Metrics Updates to Offer You More Actionable Business Insights

We’re constantly evolving our ad platform, which means our metrics must evolve too. Today, we're making three updates to our ad metrics. We will replace the single relevance score with three new relevance metrics, update how we calculate potential reach, and remove some other metrics that are used less often.

Improving how we report relevance

Relevance score measures whether the ads you ran were relevant to the audience you reached. Rather than measure relevance in one metric, over the next few months, we will replace relevance score with three new, more granular ad relevance diagnostics metrics. Like relevance score, these ad relevance diagnostics are not factored into an ad's performance in the auction. We think this level of granularity will offer reporting that's more actionable for businesses.

Ad relevance diagnostics will measure relevance across these three dimensions:

  • Quality ranking: How your ad’s perceived quality compared with ads competing for the same audience.
  • Engagement rate ranking: How your ad’s expected engagement rate compared with ads competing for the same audience.
  • Conversion rate ranking: How your ad’s expected conversion rate compared with ads that had the same optimization goal and competed for the same audience.

When used together, ad relevance diagnostics will help advertisers understand whether changes to creative assets, audience targeting or the post-click experience might improve performance. We will begin introducing relevance diagnostics over the coming weeks and will begin removing the previous relevance score metric starting April 30. For more information on ad relevance diagnostics, visit the Help Center.

Changes to potential reach

Potential reach provides businesses with a sense of how many people can potentially be reached by an ad campaign.
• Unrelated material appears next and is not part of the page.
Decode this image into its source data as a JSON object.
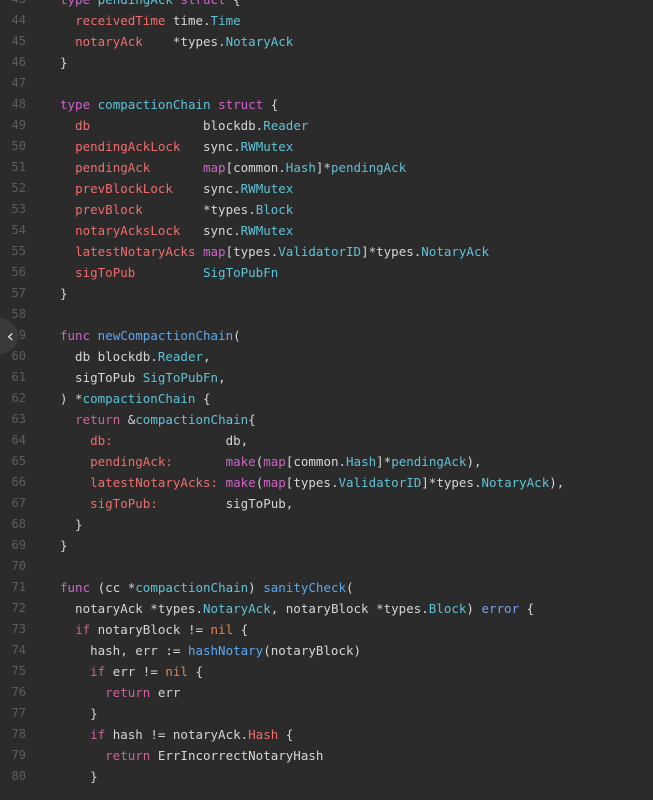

The tool is displayed before a campaign is submitted to us, and should not be confused with campaign reach, which is the number of people an ad actually reached, measured after the ad has run on Facebook.

Potential reach was previously calculated based on the number of total monthly active users on Facebook. Advertisers have asked for an estimate that more closely aligns with the results they see in their campaign performance. Now we're only including people in potential reach who were shown an ad on Facebook in the last 30 days. For instance, some people may have used Facebook without seeing an ad if they are on surfaces without ads, such as Donations. For more information about potential reach, visit the Help Center.

Removing less actionable metrics

Over the past couple of years, we've regularly updated our metrics offerings and removed metrics that aren't used any longer. In April, we will remove seven ad metrics and replace them with more actionable ones. For example, we are introducing the posts saved metric so businesses can see how many people saved their ads. Offer ads will be counted in the new posts saved metric, so we're removing the offers saved metric. You can see the full list of metrics that will be removed in the Help Center.